As a result, if you are the "leading" thread, you do not care about modifications to the list you've already seen. If you are the "following" thread, you cannot grab a node until it is done being modified. So it seems that having a single lock may not be a problem.

It looks like this code implements the 3 lock-2 lock-3 lock style of traversal, as illustrated in the following slides.

Since you're deleting cur, you may even be able to get away without the line
unlock(cur->lock);
in the delete while loop.

EDIT: Comment race condition, sorry @bwasti.

benchoi

One performance problem inherent in this implementation is that if one thread is updating something near the beginning of the list, other threads won't be able to get past it to update something completely different at the end.

Perhaps when a node is locked, an additional pointer can be put on the first locked node to allow other threads to "skip past" the locked region? This additional pointer would also carry information about the value of the first node past the locked region so threads know whether they should skip, or wait for the region to be unlocked because they also need to work with it.

spilledmilk

I believe the potential problem that could arise from having pointers that allow skipping past locked nodes is that when updating a node in the list, you would also have to also update all of the extra pointers that point to it, which could call for even more locks and overshadow any performance gains from the skip pointers.

kayvonf

After class it was determined that everyone else was correct, and I was not. It is sufficient to release the lock for old_prev prior to acquiring the lock for cur.

The code presented in lecture was correct code, but it was conservative about what lock needed to be held. I've updated the code above to release the lock for old_prev then acquire the lock for cur as the above discussion begun by @bwasti suggests. Good job everyone.

Side note: Last year I presented the never-hold-more-than-two-locks at a time algorithm as discussed above, but this year when preparing for lecture I thought I determined a case where it could lead to a race, and so I changed it to more conservative variant. Dumb professors.

You may also want to see the discussion on slide 10, where we're continuing the optimize this code even further.

wcrichto

Note that simply eliminating the prev->lock code from the above would produce multiple problems.

1 - 2 - 3 - 4 - 5

T1: delete 3 T2: delete 3

T1 acquires L3 (lock 3). T2, sitting at cur = 2, sets cur = cur->next, so cur = 3. T2 acquires L2.

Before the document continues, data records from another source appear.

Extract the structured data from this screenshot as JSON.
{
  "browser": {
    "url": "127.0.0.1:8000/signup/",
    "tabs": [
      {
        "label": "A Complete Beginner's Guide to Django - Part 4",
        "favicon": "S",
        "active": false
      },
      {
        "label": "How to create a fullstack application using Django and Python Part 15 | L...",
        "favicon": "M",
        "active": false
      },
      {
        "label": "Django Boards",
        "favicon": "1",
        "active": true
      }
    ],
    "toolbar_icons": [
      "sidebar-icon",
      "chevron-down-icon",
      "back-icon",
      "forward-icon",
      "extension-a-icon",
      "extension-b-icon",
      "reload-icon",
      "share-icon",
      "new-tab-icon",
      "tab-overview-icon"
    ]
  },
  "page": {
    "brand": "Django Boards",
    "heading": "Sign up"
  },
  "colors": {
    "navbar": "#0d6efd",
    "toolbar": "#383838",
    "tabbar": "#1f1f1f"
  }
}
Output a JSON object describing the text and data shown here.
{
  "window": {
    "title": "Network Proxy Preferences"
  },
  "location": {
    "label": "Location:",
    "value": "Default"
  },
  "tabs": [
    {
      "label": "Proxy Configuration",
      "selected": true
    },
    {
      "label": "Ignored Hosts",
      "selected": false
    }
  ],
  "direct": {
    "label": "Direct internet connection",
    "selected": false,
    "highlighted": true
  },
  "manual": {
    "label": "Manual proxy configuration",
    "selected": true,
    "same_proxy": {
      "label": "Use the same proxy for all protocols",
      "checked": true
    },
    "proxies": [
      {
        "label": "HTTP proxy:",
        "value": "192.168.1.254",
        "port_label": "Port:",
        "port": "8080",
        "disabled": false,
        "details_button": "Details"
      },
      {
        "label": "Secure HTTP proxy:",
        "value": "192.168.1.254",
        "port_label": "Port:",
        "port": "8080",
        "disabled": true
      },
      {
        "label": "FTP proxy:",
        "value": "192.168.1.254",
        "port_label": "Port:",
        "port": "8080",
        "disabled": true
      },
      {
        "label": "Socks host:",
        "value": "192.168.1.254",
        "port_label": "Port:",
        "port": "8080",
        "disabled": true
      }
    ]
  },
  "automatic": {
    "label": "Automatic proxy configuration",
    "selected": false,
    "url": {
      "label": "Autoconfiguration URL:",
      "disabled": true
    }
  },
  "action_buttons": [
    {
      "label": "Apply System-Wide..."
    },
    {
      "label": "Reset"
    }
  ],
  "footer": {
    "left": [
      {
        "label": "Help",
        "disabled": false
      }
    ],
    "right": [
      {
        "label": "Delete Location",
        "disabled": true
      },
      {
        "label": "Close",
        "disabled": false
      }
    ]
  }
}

T1 sets 2 -> 4, unlocks L3.

Here, we have two bad scenarios: 1. T1 deletes L3. T2 then attempts to read L3 which is now unallocated, segfault. 2. T2 gets the lock on L3, then T1 deletes L3. Now T2 attempts to read node 3, segfault.

jhs

Is there a good way to ensure that you aren't missing a race condition? Or is the only way to be absolutely sure brute-force checking the states of all threads when they are attempting to modify the same data. It seems very easy to show that something does have a race condition, but not to be completely certain that it doesn't have race conditions when working with fine grain locks.

wcrichto

Not really. Some tools do try to find race conditions, but none of them can work all of the time.

yanzhan2

Can somebody explain why we need a list lock here? I do not see why lock the head and the next of head needs to be in lock step.

arjunh

@yanzhan2 I think it's because we need to assign the prev pointer to the start of the list (list->head). If the node is to be inserted at the head of the list, then you need to make sure that only one thread had the previous head of the list.

Otherwise, you could have two threads trying to insert to the front of the list at the same time; they may then both store the original head of the list. When one thread completes its insertion, the other thread won't recognize the changed head.

Could you clarify where you intend to place the lock? My understanding is that when you lock a node, you can't go past the node, but you can still assign a pointer to that node.

wcrichto

@yanzhan2, to give a simple example, consider the list A → B.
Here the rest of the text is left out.